Once again, Memorial Day weekend has passed. This weekend is commonly regarded as the country’s gateway to summertime and the time for cookouts, beach trips, good times with family and friends and the chance to sleep in on Monday.

Less common are displays of gold ribbons and signs lining local boulevards, a litany of the names of the sons and daughters who were lost in various conflicts throughout our history. This is the true heart of Memorial Day, honoring the sacrifice of those who gave all for our country.

Medical advances in the past half-century have dramatically reduced the overall number of those names on our local Memorial Day shrines, and for this, we are all grateful.

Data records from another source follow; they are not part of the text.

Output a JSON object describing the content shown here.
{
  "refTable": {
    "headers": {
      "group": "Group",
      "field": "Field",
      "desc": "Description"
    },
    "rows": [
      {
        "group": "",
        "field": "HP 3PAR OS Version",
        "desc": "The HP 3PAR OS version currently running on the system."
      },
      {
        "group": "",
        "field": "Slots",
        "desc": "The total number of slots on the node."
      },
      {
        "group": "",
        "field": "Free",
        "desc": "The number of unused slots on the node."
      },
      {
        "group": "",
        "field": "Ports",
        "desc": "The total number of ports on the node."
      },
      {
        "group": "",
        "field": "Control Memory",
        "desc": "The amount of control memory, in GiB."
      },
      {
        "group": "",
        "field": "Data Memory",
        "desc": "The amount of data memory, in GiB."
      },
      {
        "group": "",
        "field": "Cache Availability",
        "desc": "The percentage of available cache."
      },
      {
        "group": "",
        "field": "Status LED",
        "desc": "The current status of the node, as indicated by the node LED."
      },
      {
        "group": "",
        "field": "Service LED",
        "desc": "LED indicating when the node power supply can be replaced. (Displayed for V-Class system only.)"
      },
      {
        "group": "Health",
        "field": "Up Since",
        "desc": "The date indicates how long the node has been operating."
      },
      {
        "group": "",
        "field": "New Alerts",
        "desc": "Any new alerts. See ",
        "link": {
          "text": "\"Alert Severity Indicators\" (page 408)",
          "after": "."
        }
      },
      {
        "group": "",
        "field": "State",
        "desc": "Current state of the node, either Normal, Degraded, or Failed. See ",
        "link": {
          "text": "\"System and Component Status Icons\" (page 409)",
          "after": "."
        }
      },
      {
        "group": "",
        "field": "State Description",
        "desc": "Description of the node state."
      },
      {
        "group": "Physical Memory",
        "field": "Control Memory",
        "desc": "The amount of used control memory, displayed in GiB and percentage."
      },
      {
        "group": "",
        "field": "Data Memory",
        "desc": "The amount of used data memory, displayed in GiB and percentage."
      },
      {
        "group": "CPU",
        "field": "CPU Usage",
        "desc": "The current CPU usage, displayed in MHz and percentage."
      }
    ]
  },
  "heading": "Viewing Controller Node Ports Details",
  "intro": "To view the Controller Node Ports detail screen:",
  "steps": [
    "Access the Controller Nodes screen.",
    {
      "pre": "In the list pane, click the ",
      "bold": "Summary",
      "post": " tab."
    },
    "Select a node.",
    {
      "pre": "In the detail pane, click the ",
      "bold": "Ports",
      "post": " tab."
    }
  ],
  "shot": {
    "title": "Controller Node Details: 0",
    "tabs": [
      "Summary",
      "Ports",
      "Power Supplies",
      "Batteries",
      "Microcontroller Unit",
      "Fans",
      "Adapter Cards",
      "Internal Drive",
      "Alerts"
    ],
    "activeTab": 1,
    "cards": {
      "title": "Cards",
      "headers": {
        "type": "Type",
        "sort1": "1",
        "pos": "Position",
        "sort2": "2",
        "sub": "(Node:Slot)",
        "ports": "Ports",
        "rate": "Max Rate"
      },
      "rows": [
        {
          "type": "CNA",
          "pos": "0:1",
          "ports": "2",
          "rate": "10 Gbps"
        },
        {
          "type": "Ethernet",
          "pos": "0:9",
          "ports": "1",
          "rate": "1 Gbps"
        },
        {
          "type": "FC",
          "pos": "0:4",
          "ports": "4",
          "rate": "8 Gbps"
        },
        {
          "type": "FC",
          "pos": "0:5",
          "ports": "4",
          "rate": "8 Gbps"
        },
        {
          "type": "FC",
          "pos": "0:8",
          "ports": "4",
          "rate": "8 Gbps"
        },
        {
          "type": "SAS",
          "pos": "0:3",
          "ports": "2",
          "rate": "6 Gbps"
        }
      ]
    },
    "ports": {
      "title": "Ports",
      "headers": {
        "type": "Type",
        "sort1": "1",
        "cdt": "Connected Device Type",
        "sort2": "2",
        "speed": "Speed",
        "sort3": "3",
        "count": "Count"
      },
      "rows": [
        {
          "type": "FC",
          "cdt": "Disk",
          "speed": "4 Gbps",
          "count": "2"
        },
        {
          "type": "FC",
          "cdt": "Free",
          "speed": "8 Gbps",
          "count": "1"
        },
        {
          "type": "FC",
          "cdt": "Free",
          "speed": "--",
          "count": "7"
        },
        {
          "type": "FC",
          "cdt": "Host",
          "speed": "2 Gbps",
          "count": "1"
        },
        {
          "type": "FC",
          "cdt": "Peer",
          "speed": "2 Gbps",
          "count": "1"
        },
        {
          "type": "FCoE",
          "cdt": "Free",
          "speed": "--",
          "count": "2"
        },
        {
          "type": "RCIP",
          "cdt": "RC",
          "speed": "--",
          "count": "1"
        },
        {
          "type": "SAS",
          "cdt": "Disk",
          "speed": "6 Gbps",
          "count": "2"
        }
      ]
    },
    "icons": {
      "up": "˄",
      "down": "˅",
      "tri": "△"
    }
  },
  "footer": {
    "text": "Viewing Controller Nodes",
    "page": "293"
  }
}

However, the trade-off on saving more soldiers’ lives is that we have vastly more veterans returning home with devastating, life-altering injuries than we did in previous wars like Vietnam and World War II. Our VA system has been underfunded and overwhelmed by the huge influx of these veterans returning home from Iraq and Afghanistan.

The VA needs a lot more help honoring these veterans, and Washington needs to step up, because we have a clear responsibility to care for our soldiers when they return home. However, Republicans in Congress only think of veterans when they are convenient props to shore up their patriotism credentials.

Sure, they trot out the Stars and Stripes and wax poetic about dulce et decorum est pro patria mori (“it is sweet and fitting to die for your country,”) especially on holidays like Memorial Day. There is no more convenient prop than a veteran who cannot talk back.

They can’t ask why there’s always trillions of dollars for building new weapons (that don’t even necessarily work), but not enough to ensure that they get the adequate rehab they need to adjust to life after the traumatic brain injury they got from an RPG in Ramadi, Kandahar, Tikrit, or any of the other far-off places that civilians like myself, or Sen. Richard Burr, who has never served, are privileged to hear about only on sanitized TV news broadcasts.

People love to opine that “there is no difference between Democrats and Republicans,” but on the issue of making sure our veterans are cared for, the difference could not be starker. Last year, Sen. Bernie Sanders introduced a bill, the Comprehensive Veterans Health and Benefits and Military Retirement Pay Restoration Act of 2014. The Sanders bill was heavily endorsed by veterans’ groups and was defeated on a party-line vote in February 2014.

The nays were entirely Republican votes, and Richard Burr was one of them. Assuming himself to be the spokesperson for veterans, his excuse was that it was doing too much for veterans, and, predictably, it cost too much. Burr himself went on record to say that he thought it would be better if instead of immediate relief, these various proposals were adopted piecemeal over a long period of time.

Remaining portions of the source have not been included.